Dorit Hammerling, Department of Applied Mathematics and Statistics, Colorado School of Mines
Lossy Data Compression and the Community Earth System Model
Climate models such as the Community Earth System Model (CESM) typically produce enormous amounts of output data, and storage capacities have not increased as rapidly as processor speeds over the years. As a result, the cost of storing huge data volumes has become increasingly problematic and has forced climate scientists to make hard choices about which variables to save, data output frequency, simulation lengths, or ensemble sizes, all of which can negatively impact science objectives. Therefore, we have been investigating lossy data compression techniques as a means of reducing data storage for CESM. Lossy compression, by definition, does not exactly preserve the original data, but it achieves higher compression rates and subsequently smaller storage requirements. However, as with any data reduction approach, we must exercise extreme care when applying lossy compression to climate output data to avoid introducing artifacts in the data that could affect scientific conclusions. Our focus has been on better understanding the effects of lossy compression on spatio-temporal climate data and on gaining user acceptance via careful analysis and testing. In this talk, we will describe the challenges and concerns that we have encountered when compressing climate data from CESM and will discuss developing appropriate climate-specific metrics and tools to enable scientists to evaluate the effects of lossy compression on their own data and facilitate optimizing compression for each variable.

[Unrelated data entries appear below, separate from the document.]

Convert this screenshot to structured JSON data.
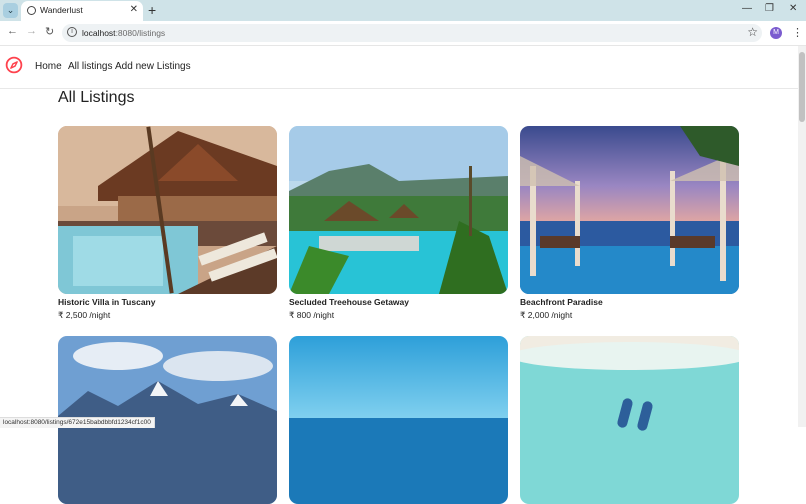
{
  "browser": {
    "tab_title": "Wanderlust",
    "url_host": "localhost",
    "url_path": ":8080/listings",
    "profile_initial": "M",
    "status_url": "localhost:8080/listings/672e15babdbbfd1234cf1c00"
  },
  "nav": {
    "links": [
      "Home",
      "All listings",
      "Add new Listings"
    ],
    "brand_color": "#fe424d"
  },
  "page": {
    "title": "All Listings"
  },
  "listings": [
    {
      "name": "Historic Villa in Tuscany",
      "price": "₹ 2,500 /night"
    },
    {
      "name": "Secluded Treehouse Getaway",
      "price": "₹ 800 /night"
    },
    {
      "name": "Beachfront Paradise",
      "price": "₹ 2,000 /night"
    },
    {
      "name": "",
      "price": ""
    },
    {
      "name": "",
      "price": ""
    },
    {
      "name": "",
      "price": ""
    }
  ]
}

In particular, we will present our Large Data Comparison for Python (LDCPy) package for visualizing and computing statistics on differences between multiple datasets, which enables climate scientists to discover potentially relevant compression-induced artifacts in their data. Additionally, we will demonstrate the usefulness of an alternative to the popular SSIM that we developed, called the Data SSIM (DSSIM), that can be applied directly to the floating-point data in the context of evaluating differences due to lossy compression on large volumes of simulation data.